When researchers examine how these injuries happen, the causes are strikingly consistent. Falls account for roughly 28% of TBIs, making them the leading contributor. Motor vehicle crashes are the next major driver (20%), followed by being hit by or colliding with an object (19%). Assaults account for 11%, and another 12% fall into other or unspecified categories. Together, these figures show that traumatic brain injuries don’t stem from a single risk environment — they arise from daily mobility hazards, road safety failures, occupational exposure, and violence.
Yet the reason falls are so central to the TBI conversation is what happens when age intersects with physiology. For older adults, head trauma is rarely caused by a fight or a sports impact. It’s most often caused by a sudden loss of balance — sometimes triggered by reduced muscle strength, changes in vision, medication side effects, dizziness, neurological conditions, or chronic illness. A fall that might be brushed off at age 35 can become life-altering at 75. Even without visible bleeding, the brain can shift inside the skull with enough force to cause swelling or internal bleeding, and symptoms may worsen over hours or days.
The consequences of moderate to severe TBIs extend far beyond the initial emergency-room visit. Long-term outcomes can include problems with concentration, memory, and decision-making; changes in coordination and balance; sensory disruptions affecting vision or hearing; and emotional changes such as irritability, anxiety, or depression. Five years after a moderate or severe TBI, research indicates that more than half of survivors remain moderately or severely disabled, and many face disruptions to employment, independence, and daily functioning. TBIs also increase the risk of later-life neurodegenerative disease, including dementia, meaning a single injury may quietly reshape health trajectories for years.

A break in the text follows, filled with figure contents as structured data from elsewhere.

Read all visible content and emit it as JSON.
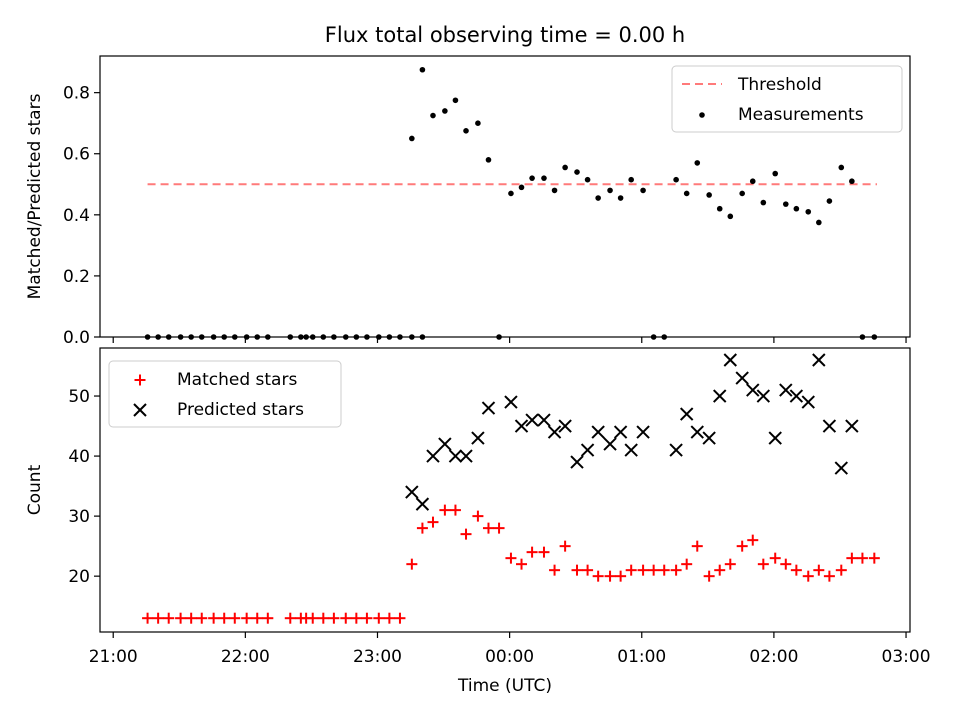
{
  "title": "Flux total observing time = 0.00 h",
  "colors": {
    "threshold": "#ff7a7a",
    "measurements": "#000000",
    "matched": "#ff0000",
    "predicted": "#000000"
  },
  "chart_data": [
    {
      "type": "scatter",
      "title": "Flux total observing time = 0.00 h",
      "xlabel": "",
      "ylabel": "Matched/Predicted stars",
      "x_unit": "hours since 21:00 UTC",
      "xlim": [
        -0.1,
        6.03
      ],
      "ylim": [
        0.0,
        0.92
      ],
      "xticks": [
        0,
        1,
        2,
        3,
        4,
        5,
        6
      ],
      "yticks": [
        0.0,
        0.2,
        0.4,
        0.6,
        0.8
      ],
      "ytick_labels": [
        "0.0",
        "0.2",
        "0.4",
        "0.6",
        "0.8"
      ],
      "legend": {
        "position": "upper right",
        "entries": [
          "Threshold",
          "Measurements"
        ]
      },
      "threshold": {
        "name": "Threshold",
        "value": 0.5,
        "x_range": [
          0.26,
          5.78
        ],
        "style": "dashed"
      },
      "series": [
        {
          "name": "Measurements",
          "marker": "dot",
          "points": [
            [
              0.26,
              0
            ],
            [
              0.34,
              0
            ],
            [
              0.42,
              0
            ],
            [
              0.51,
              0
            ],
            [
              0.59,
              0
            ],
            [
              0.67,
              0
            ],
            [
              0.76,
              0
            ],
            [
              0.84,
              0
            ],
            [
              0.92,
              0
            ],
            [
              1.01,
              0
            ],
            [
              1.09,
              0
            ],
            [
              1.17,
              0
            ],
            [
              1.34,
              0
            ],
            [
              1.42,
              0
            ],
            [
              1.46,
              0
            ],
            [
              1.51,
              0
            ],
            [
              1.59,
              0
            ],
            [
              1.67,
              0
            ],
            [
              1.76,
              0
            ],
            [
              1.84,
              0
            ],
            [
              1.92,
              0
            ],
            [
              2.01,
              0
            ],
            [
              2.09,
              0
            ],
            [
              2.17,
              0
            ],
            [
              2.26,
              0
            ],
            [
              2.34,
              0
            ],
            [
              2.26,
              0.65
            ],
            [
              2.34,
              0.875
            ],
            [
              2.42,
              0.725
            ],
            [
              2.51,
              0.74
            ],
            [
              2.59,
              0.775
            ],
            [
              2.67,
              0.675
            ],
            [
              2.76,
              0.7
            ],
            [
              2.84,
              0.58
            ],
            [
              2.92,
              0
            ],
            [
              3.01,
              0.47
            ],
            [
              3.09,
              0.49
            ],
            [
              3.17,
              0.52
            ],
            [
              3.26,
              0.52
            ],
            [
              3.34,
              0.48
            ],
            [
              3.42,
              0.555
            ],
            [
              3.51,
              0.54
            ],
            [
              3.59,
              0.515
            ],
            [
              3.67,
              0.455
            ],
            [
              3.76,
              0.48
            ],
            [
              3.84,
              0.455
            ],
            [
              3.92,
              0.515
            ],
            [
              4.01,
              0.48
            ],
            [
              4.09,
              0
            ],
            [
              4.17,
              0
            ],
            [
              4.26,
              0.515
            ],
            [
              4.34,
              0.47
            ],
            [
              4.42,
              0.57
            ],
            [
              4.51,
              0.465
            ],
            [
              4.59,
              0.42
            ],
            [
              4.67,
              0.395
            ],
            [
              4.76,
              0.47
            ],
            [
              4.84,
              0.51
            ],
            [
              4.92,
              0.44
            ],
            [
              5.01,
              0.535
            ],
            [
              5.09,
              0.435
            ],
            [
              5.17,
              0.42
            ],
            [
              5.26,
              0.41
            ],
            [
              5.34,
              0.375
            ],
            [
              5.42,
              0.445
            ],
            [
              5.51,
              0.555
            ],
            [
              5.59,
              0.51
            ],
            [
              5.67,
              0
            ],
            [
              5.76,
              0
            ]
          ]
        }
      ]
    },
    {
      "type": "scatter",
      "xlabel": "Time (UTC)",
      "ylabel": "Count",
      "x_unit": "hours since 21:00 UTC",
      "xlim": [
        -0.1,
        6.03
      ],
      "ylim": [
        10.7,
        58.0
      ],
      "xticks": [
        0,
        1,
        2,
        3,
        4,
        5,
        6
      ],
      "xtick_labels": [
        "21:00",
        "22:00",
        "23:00",
        "00:00",
        "01:00",
        "02:00",
        "03:00"
      ],
      "yticks": [
        20,
        30,
        40,
        50
      ],
      "ytick_labels": [
        "20",
        "30",
        "40",
        "50"
      ],
      "legend": {
        "position": "upper left",
        "entries": [
          "Matched stars",
          "Predicted stars"
        ]
      },
      "series": [
        {
          "name": "Matched stars",
          "marker": "plus",
          "points": [
            [
              0.26,
              13
            ],
            [
              0.34,
              13
            ],
            [
              0.42,
              13
            ],
            [
              0.51,
              13
            ],
            [
              0.59,
              13
            ],
            [
              0.67,
              13
            ],
            [
              0.76,
              13
            ],
            [
              0.84,
              13
            ],
            [
              0.92,
              13
            ],
            [
              1.01,
              13
            ],
            [
              1.09,
              13
            ],
            [
              1.17,
              13
            ],
            [
              1.34,
              13
            ],
            [
              1.42,
              13
            ],
            [
              1.46,
              13
            ],
            [
              1.51,
              13
            ],
            [
              1.59,
              13
            ],
            [
              1.67,
              13
            ],
            [
              1.76,
              13
            ],
            [
              1.84,
              13
            ],
            [
              1.92,
              13
            ],
            [
              2.01,
              13
            ],
            [
              2.09,
              13
            ],
            [
              2.17,
              13
            ],
            [
              2.26,
              22
            ],
            [
              2.34,
              28
            ],
            [
              2.42,
              29
            ],
            [
              2.51,
              31
            ],
            [
              2.59,
              31
            ],
            [
              2.67,
              27
            ],
            [
              2.76,
              30
            ],
            [
              2.84,
              28
            ],
            [
              2.92,
              28
            ],
            [
              3.01,
              23
            ],
            [
              3.09,
              22
            ],
            [
              3.17,
              24
            ],
            [
              3.26,
              24
            ],
            [
              3.34,
              21
            ],
            [
              3.42,
              25
            ],
            [
              3.51,
              21
            ],
            [
              3.59,
              21
            ],
            [
              3.67,
              20
            ],
            [
              3.76,
              20
            ],
            [
              3.84,
              20
            ],
            [
              3.92,
              21
            ],
            [
              4.01,
              21
            ],
            [
              4.09,
              21
            ],
            [
              4.17,
              21
            ],
            [
              4.26,
              21
            ],
            [
              4.34,
              22
            ],
            [
              4.42,
              25
            ],
            [
              4.51,
              20
            ],
            [
              4.59,
              21
            ],
            [
              4.67,
              22
            ],
            [
              4.76,
              25
            ],
            [
              4.84,
              26
            ],
            [
              4.92,
              22
            ],
            [
              5.01,
              23
            ],
            [
              5.09,
              22
            ],
            [
              5.17,
              21
            ],
            [
              5.26,
              20
            ],
            [
              5.34,
              21
            ],
            [
              5.42,
              20
            ],
            [
              5.51,
              21
            ],
            [
              5.59,
              23
            ],
            [
              5.67,
              23
            ],
            [
              5.76,
              23
            ]
          ]
        },
        {
          "name": "Predicted stars",
          "marker": "x",
          "points": [
            [
              2.26,
              34
            ],
            [
              2.34,
              32
            ],
            [
              2.42,
              40
            ],
            [
              2.51,
              42
            ],
            [
              2.59,
              40
            ],
            [
              2.67,
              40
            ],
            [
              2.76,
              43
            ],
            [
              2.84,
              48
            ],
            [
              3.01,
              49
            ],
            [
              3.09,
              45
            ],
            [
              3.17,
              46
            ],
            [
              3.26,
              46
            ],
            [
              3.34,
              44
            ],
            [
              3.42,
              45
            ],
            [
              3.51,
              39
            ],
            [
              3.59,
              41
            ],
            [
              3.67,
              44
            ],
            [
              3.76,
              42
            ],
            [
              3.84,
              44
            ],
            [
              3.92,
              41
            ],
            [
              4.01,
              44
            ],
            [
              4.26,
              41
            ],
            [
              4.34,
              47
            ],
            [
              4.42,
              44
            ],
            [
              4.51,
              43
            ],
            [
              4.59,
              50
            ],
            [
              4.67,
              56
            ],
            [
              4.76,
              53
            ],
            [
              4.84,
              51
            ],
            [
              4.92,
              50
            ],
            [
              5.01,
              43
            ],
            [
              5.09,
              51
            ],
            [
              5.17,
              50
            ],
            [
              5.26,
              49
            ],
            [
              5.34,
              56
            ],
            [
              5.42,
              45
            ],
            [
              5.51,
              38
            ],
            [
              5.59,
              45
            ]
          ]
        }
      ]
    }
  ]
}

The economic toll mirrors the human toll. Nonfatal TBIs alone account for tens of billions of dollars in annual healthcare spending, and that figure does not fully capture lost earnings, long-term caregiving, or reduced quality of life. In many cases, the costs cascade: follow-up hospitalizations, rehabilitation, assistive devices, home modifications, and missed work for both survivors and family caregivers.
Because of this, prevention strategies matter — and many are surprisingly straightforward. For older adults, fall prevention can be strengthened through home safety modifications (better lighting, removing trip hazards, securing rugs, and adding handrails), strength and balance training, routine vision checks, and medication reviews that identify dizziness-related side effects. For families and caregivers, the key is treating falls as predictable risks rather than freak accidents.
Traumatic brain injuries are not a niche medical topic. They are a nationwide safety issue, one where a single moment can set off years of consequences. Recognizing the real drivers of TBIs, especially fall-related injuries among seniors, is the first step toward reducing preventable harm.